Le maire de Saint-Joachim-de-Shefford, René Beauregard, a fait découvrir le nouveau sentier à des élèves de l’école Centrale.

Un sentier en pleine nature à Saint-Joachim-de-Shefford

Été comme hiver, du lever au coucher du soleil, les résidents de Saint-Joachim-de-Shefford ont maintenant accès à un sentier multifonctionnel en plein cœur de leur village.

L’idée, en chantier depuis trois ans, est devenue un parc écologique de près de six hectares et un parcours boisé long de deux kilomètres où les usagers peuvent marcher, faire du ski de fond et de la raquette. Détail non négligeable : les chiens en laisse y sont les bienvenus.

À partir du stationnement aménagé près du bureau municipal, les randonneurs ont la possibilité de parcourir une courte boucle et/ou d’emprunter la piste qui longe le nouveau quartier résidentiel de Saint-Joachim-de-Shefford. Pour allonger le trajet, il est aussi possible de marcher dans la rue des Loisirs, fait remarquer le maire René Beauregard.

En rappelant que tout a commencé « de façon rudimentaire », ce dernier se dit satisfait de cette nouvelle infrastructure maintenant accessible à tous les citoyens.

« C’est comme la finalité de ce beau développement. Et le monde l’utilise. »

Tout a d’ailleurs été pensé pour attirer les gens et les inciter à s’y attarder. Le long du sentier en poussière de roche, on trouve quelques tables de pique-nique, des balançoires et des modules d’entraînement.

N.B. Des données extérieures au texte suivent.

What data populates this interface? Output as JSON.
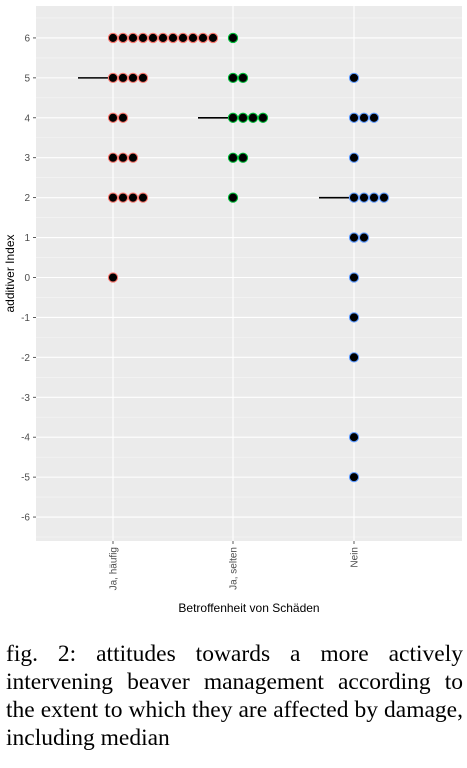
{
  "chart_data": {
    "type": "scatter",
    "subtype": "dotplot",
    "xlabel": "Betroffenheit von Schäden",
    "ylabel": "additiver Index",
    "categories": [
      "Ja, häufig",
      "Ja, selten",
      "Nein"
    ],
    "ylim": [
      -6.6,
      6.8
    ],
    "yticks": [
      -6,
      -5,
      -4,
      -3,
      -2,
      -1,
      0,
      1,
      2,
      3,
      4,
      5,
      6
    ],
    "grid": true,
    "legend": "none",
    "series": [
      {
        "category": "Ja, häufig",
        "color": "#F8766D",
        "counts": [
          {
            "y": 6,
            "n": 11
          },
          {
            "y": 5,
            "n": 4
          },
          {
            "y": 4,
            "n": 2
          },
          {
            "y": 3,
            "n": 3
          },
          {
            "y": 2,
            "n": 4
          },
          {
            "y": 0,
            "n": 1
          }
        ],
        "median": 5
      },
      {
        "category": "Ja, selten",
        "color": "#00BA38",
        "counts": [
          {
            "y": 6,
            "n": 1
          },
          {
            "y": 5,
            "n": 2
          },
          {
            "y": 4,
            "n": 4
          },
          {
            "y": 3,
            "n": 2
          },
          {
            "y": 2,
            "n": 1
          }
        ],
        "median": 4
      },
      {
        "category": "Nein",
        "color": "#619CFF",
        "counts": [
          {
            "y": 5,
            "n": 1
          },
          {
            "y": 4,
            "n": 3
          },
          {
            "y": 3,
            "n": 1
          },
          {
            "y": 2,
            "n": 4
          },
          {
            "y": 1,
            "n": 2
          },
          {
            "y": 0,
            "n": 1
          },
          {
            "y": -1,
            "n": 1
          },
          {
            "y": -2,
            "n": 1
          },
          {
            "y": -4,
            "n": 1
          },
          {
            "y": -5,
            "n": 1
          }
        ],
        "median": 2
      }
    ]
  },
  "caption": "fig. 2: attitudes towards a more actively intervening beaver management according to the extent to which they are affected by damage, including median"
}
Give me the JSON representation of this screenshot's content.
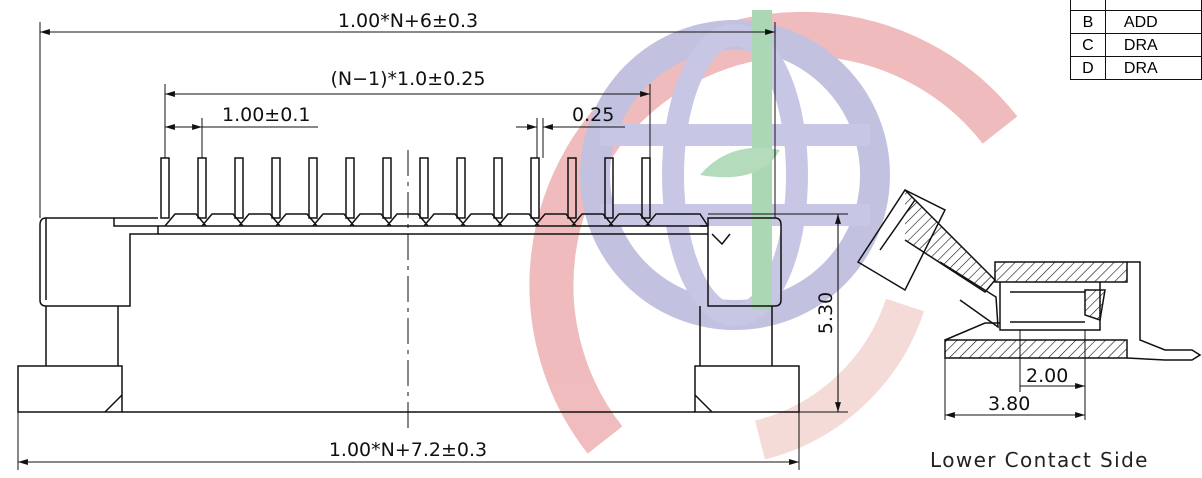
{
  "dimensions": {
    "overall_width": "1.00*N+6±0.3",
    "pitch_span": "(N−1)*1.0±0.25",
    "pitch": "1.00±0.1",
    "pin_width": "0.25",
    "height": "5.30",
    "base_width": "1.00*N+7.2±0.3",
    "side_inner": "2.00",
    "side_outer": "3.80"
  },
  "revision_table": {
    "rows": [
      {
        "letter": "B",
        "desc": "ADD"
      },
      {
        "letter": "C",
        "desc": "DRA"
      },
      {
        "letter": "D",
        "desc": "DRA"
      }
    ]
  },
  "side_view": {
    "caption": "Lower Contact Side"
  },
  "colors": {
    "line": "#111111",
    "watermark_red": "#d9454b",
    "watermark_blue": "#6f6fb4",
    "watermark_green": "#3c9a4a"
  }
}
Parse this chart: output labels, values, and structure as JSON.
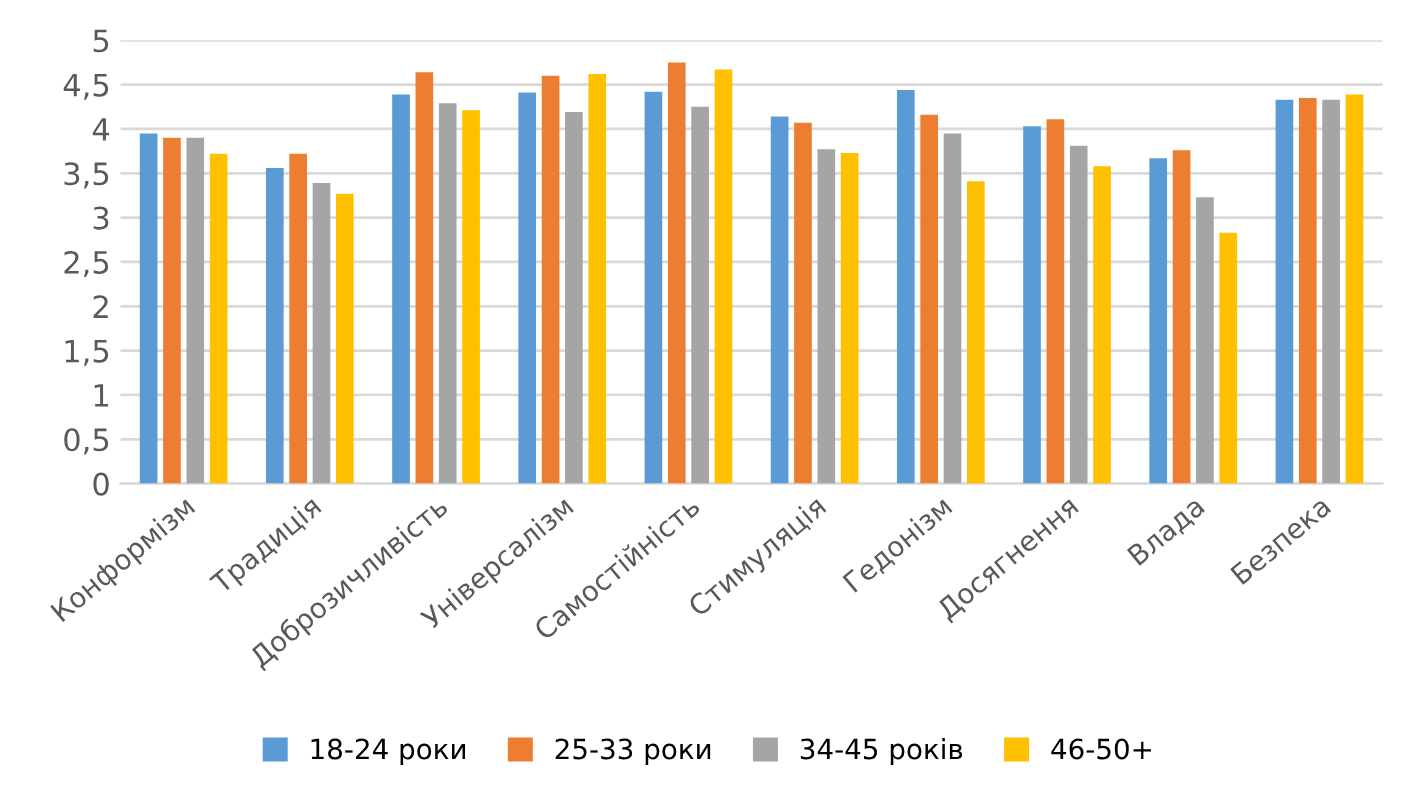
{
  "chart_data": {
    "type": "bar",
    "categories": [
      "Конформізм",
      "Традиція",
      "Доброзичливість",
      "Універсалізм",
      "Самостійність",
      "Стимуляція",
      "Гедонізм",
      "Досягнення",
      "Влада",
      "Безпека"
    ],
    "series": [
      {
        "name": "18-24 роки",
        "color": "#5b9bd5",
        "values": [
          3.95,
          3.56,
          4.39,
          4.41,
          4.42,
          4.14,
          4.44,
          4.03,
          3.67,
          4.33
        ]
      },
      {
        "name": "25-33 роки",
        "color": "#ed7d31",
        "values": [
          3.9,
          3.72,
          4.64,
          4.6,
          4.75,
          4.07,
          4.16,
          4.11,
          3.76,
          4.35
        ]
      },
      {
        "name": "34-45 років",
        "color": "#a5a5a5",
        "values": [
          3.9,
          3.39,
          4.29,
          4.19,
          4.25,
          3.77,
          3.95,
          3.81,
          3.23,
          4.33
        ]
      },
      {
        "name": "46-50+",
        "color": "#ffc000",
        "values": [
          3.72,
          3.27,
          4.21,
          4.62,
          4.67,
          3.73,
          3.41,
          3.58,
          2.83,
          4.39
        ]
      }
    ],
    "ylim": [
      0,
      5
    ],
    "yticks": [
      0,
      {
        "value": 0.5,
        "label": "0,5"
      },
      1,
      {
        "value": 1.5,
        "label": "1,5"
      },
      2,
      {
        "value": 2.5,
        "label": "2,5"
      },
      3,
      {
        "value": 3.5,
        "label": "3,5"
      },
      4,
      {
        "value": 4.5,
        "label": "4,5"
      },
      5
    ],
    "grid": "y",
    "legend": "bottom"
  }
}
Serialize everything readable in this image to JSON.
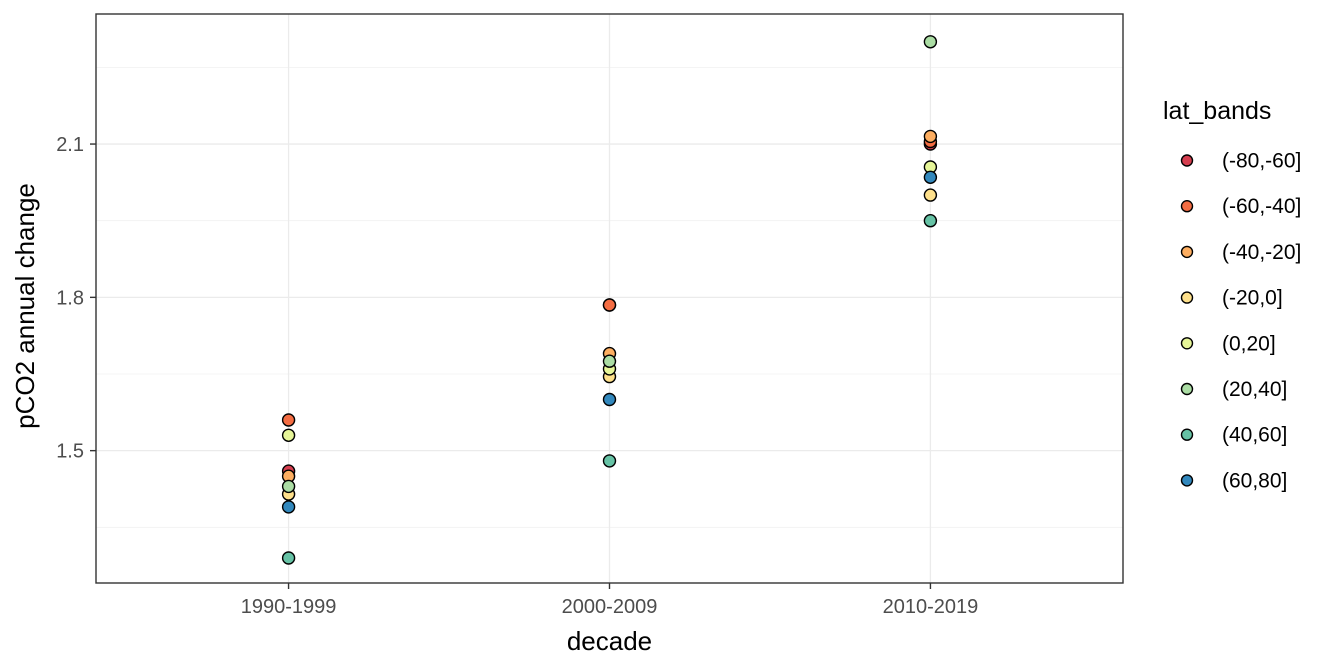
{
  "figure": {
    "background": "#ffffff"
  },
  "chart_data": {
    "type": "scatter",
    "title": "",
    "xlabel": "decade",
    "ylabel": "pCO2 annual change",
    "categories": [
      "1990-1999",
      "2000-2009",
      "2010-2019"
    ],
    "y_ticks_major": [
      "1.5",
      "1.8",
      "2.1"
    ],
    "y_ticks_major_values": [
      1.5,
      1.8,
      2.1
    ],
    "y_ticks_minor_values": [
      1.35,
      1.65,
      1.95,
      2.25
    ],
    "ylim": [
      1.24,
      2.355
    ],
    "grid": "horizontal major+minor gridlines; vertical major gridline at each category; white panel with dark border (ggplot theme_bw)",
    "legend_title": "lat_bands",
    "legend_position": "right",
    "series": [
      {
        "name": "(-80,-60]",
        "color": "#d53e4f",
        "values": [
          1.46,
          1.785,
          2.1
        ]
      },
      {
        "name": "(-60,-40]",
        "color": "#f46d43",
        "values": [
          1.56,
          1.785,
          2.105
        ]
      },
      {
        "name": "(-40,-20]",
        "color": "#fdae61",
        "values": [
          1.45,
          1.69,
          2.115
        ]
      },
      {
        "name": "(-20,0]",
        "color": "#fee08b",
        "values": [
          1.415,
          1.645,
          2.0
        ]
      },
      {
        "name": "(0,20]",
        "color": "#e6f598",
        "values": [
          1.53,
          1.66,
          2.055
        ]
      },
      {
        "name": "(20,40]",
        "color": "#abdda4",
        "values": [
          1.43,
          1.675,
          2.3
        ]
      },
      {
        "name": "(40,60]",
        "color": "#66c2a5",
        "values": [
          1.29,
          1.48,
          1.95
        ]
      },
      {
        "name": "(60,80]",
        "color": "#3288bd",
        "values": [
          1.39,
          1.6,
          2.035
        ]
      }
    ]
  },
  "style": {
    "grid_major_color": "#ebebeb",
    "grid_minor_color": "#f1f1f1",
    "panel_border_color": "#333333",
    "tick_mark_color": "#333333",
    "tick_label_color": "#4d4d4d",
    "axis_title_color": "#000000",
    "legend_text_color": "#000000",
    "point_outline_color": "#000000"
  }
}
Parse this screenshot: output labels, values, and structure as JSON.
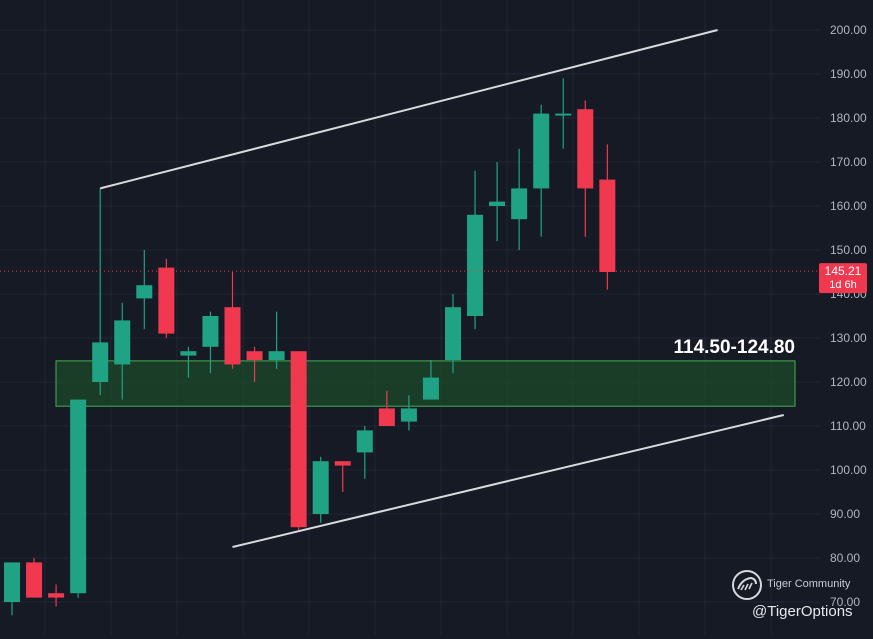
{
  "chart_data": {
    "type": "candlestick",
    "price_axis": {
      "ticks": [
        "200.00",
        "190.00",
        "180.00",
        "170.00",
        "160.00",
        "150.00",
        "140.00",
        "130.00",
        "120.00",
        "110.00",
        "100.00",
        "90.00",
        "80.00",
        "70.00"
      ],
      "range": [
        67,
        205
      ]
    },
    "grid": true,
    "candles": [
      {
        "o": 70,
        "h": 79,
        "l": 67,
        "c": 79
      },
      {
        "o": 79,
        "h": 80,
        "l": 71,
        "c": 71
      },
      {
        "o": 72,
        "h": 74,
        "l": 69,
        "c": 71
      },
      {
        "o": 72,
        "h": 116,
        "l": 71,
        "c": 116
      },
      {
        "o": 120,
        "h": 164,
        "l": 117,
        "c": 129
      },
      {
        "o": 124,
        "h": 138,
        "l": 116,
        "c": 134
      },
      {
        "o": 139,
        "h": 150,
        "l": 132,
        "c": 142
      },
      {
        "o": 146,
        "h": 148,
        "l": 130,
        "c": 131
      },
      {
        "o": 126,
        "h": 128,
        "l": 121,
        "c": 127
      },
      {
        "o": 128,
        "h": 136,
        "l": 122,
        "c": 135
      },
      {
        "o": 137,
        "h": 145,
        "l": 123,
        "c": 124
      },
      {
        "o": 127,
        "h": 128,
        "l": 120,
        "c": 125
      },
      {
        "o": 125,
        "h": 136,
        "l": 123,
        "c": 127
      },
      {
        "o": 127,
        "h": 127,
        "l": 86,
        "c": 87
      },
      {
        "o": 90,
        "h": 103,
        "l": 88,
        "c": 102
      },
      {
        "o": 102,
        "h": 102,
        "l": 95,
        "c": 101
      },
      {
        "o": 104,
        "h": 110,
        "l": 98,
        "c": 109
      },
      {
        "o": 114,
        "h": 118,
        "l": 110,
        "c": 110
      },
      {
        "o": 111,
        "h": 117,
        "l": 109,
        "c": 114
      },
      {
        "o": 116,
        "h": 125,
        "l": 116,
        "c": 121
      },
      {
        "o": 125,
        "h": 140,
        "l": 122,
        "c": 137
      },
      {
        "o": 135,
        "h": 168,
        "l": 132,
        "c": 158
      },
      {
        "o": 160,
        "h": 170,
        "l": 152,
        "c": 161
      },
      {
        "o": 157,
        "h": 173,
        "l": 150,
        "c": 164
      },
      {
        "o": 164,
        "h": 183,
        "l": 153,
        "c": 181
      },
      {
        "o": 181,
        "h": 189,
        "l": 173,
        "c": 181
      },
      {
        "o": 182,
        "h": 184,
        "l": 153,
        "c": 164
      },
      {
        "o": 166,
        "h": 174,
        "l": 141,
        "c": 145
      }
    ],
    "current_price": {
      "value": 145.21,
      "label": "145.21",
      "countdown": "1d 6h"
    },
    "zone": {
      "low": 114.5,
      "high": 124.8,
      "label": "114.50-124.80"
    },
    "trendlines": [
      {
        "x1": 4,
        "y1": 164,
        "x2": 32,
        "y2": 200
      },
      {
        "x1": 10,
        "y1": 82.5,
        "x2": 35,
        "y2": 112.5
      }
    ],
    "colors": {
      "background": "#161a25",
      "grid": "#232734",
      "up": "#1fa384",
      "down": "#f0394f",
      "trendline": "#d8dade",
      "zone_fill": "#1c4a2a",
      "zone_border": "#43b055",
      "price_badge": "#f0394f",
      "axis_text": "#b2b5be"
    }
  },
  "watermark": {
    "community": "Tiger Community",
    "handle": "@TigerOptions",
    "logo_icon": "tiger-community-logo-icon"
  }
}
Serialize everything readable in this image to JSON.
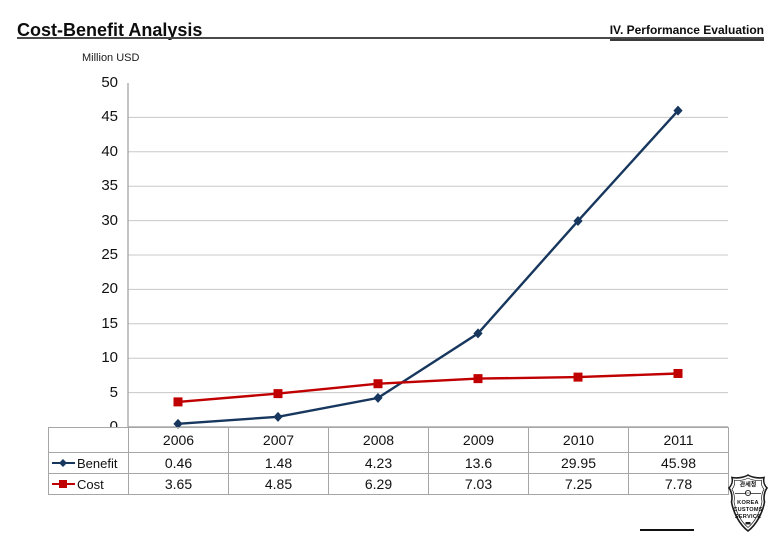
{
  "header": {
    "title": "Cost-Benefit Analysis",
    "section": "IV. Performance Evaluation"
  },
  "chart_data": {
    "type": "line",
    "units_label": "Million USD",
    "categories": [
      "2006",
      "2007",
      "2008",
      "2009",
      "2010",
      "2011"
    ],
    "series": [
      {
        "name": "Benefit",
        "color": "#17375E",
        "marker": "diamond",
        "values": [
          0.46,
          1.48,
          4.23,
          13.6,
          29.95,
          45.98
        ]
      },
      {
        "name": "Cost",
        "color": "#C00000",
        "marker": "square",
        "values": [
          3.65,
          4.85,
          6.29,
          7.03,
          7.25,
          7.78
        ]
      }
    ],
    "ylim": [
      0,
      50
    ],
    "ytick_step": 5,
    "grid": true,
    "gridline_color": "#c8c8c8",
    "axis_color": "#9b9b9b",
    "legend_position": "table-left",
    "data_table_shown": true
  },
  "footer": {
    "logo": {
      "text_korean": "관세청",
      "line1": "KOREA",
      "line2": "CUSTOMS",
      "line3": "SERVICE"
    }
  }
}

Le sentier multifonctionnel permet également une transition naturelle entre le secteur résidentiel de la municipalité et le territoire agricole qui le jouxte. « On a gardé une bande boisée en périphérie du développement qui sert de zone tampon entre lui et l’érablière », explique M. Beauregard. Au total, cette bande protégée fait 18 mètres de largeur.

De l’aide
Pour réaliser ce projet évalué à 63 000 $, la municipalité a notamment pu compter sur l’expertise de l’organisme Nature-Action Québec, et sur une aide financière de 32 800 $ du Pacte rural et de 15 000 $ de la Fondation TD des amis de l’environnement.

Mais c’est aussi l’affaire d’employés municipaux et de citoyens bénévoles, qui ont entre autres mis leur grain de sel dans l’aménagement du sentier, la fabrication des nichoirs et l’achat des mangeoires.

Anne-Sophie Goyette, agente de projet chez Nature-Action Québec, a profité de l’inauguration officielle du parc, mardi, pour rappeler qu’un tel site permettait aux gens « de se réapproprier les milieux naturels ». « Et on en a profité pour bonifier les habitats fauniques et installer des affichettes éducatives. »

Ces petits panneaux sur la faune et la flore locales sont l’œuvre d’élèves de l’école primaire de la municipalité.

Des panneaux d’interprétation ponctuent également ce tracé principalement boisé et traversé de ruisseaux.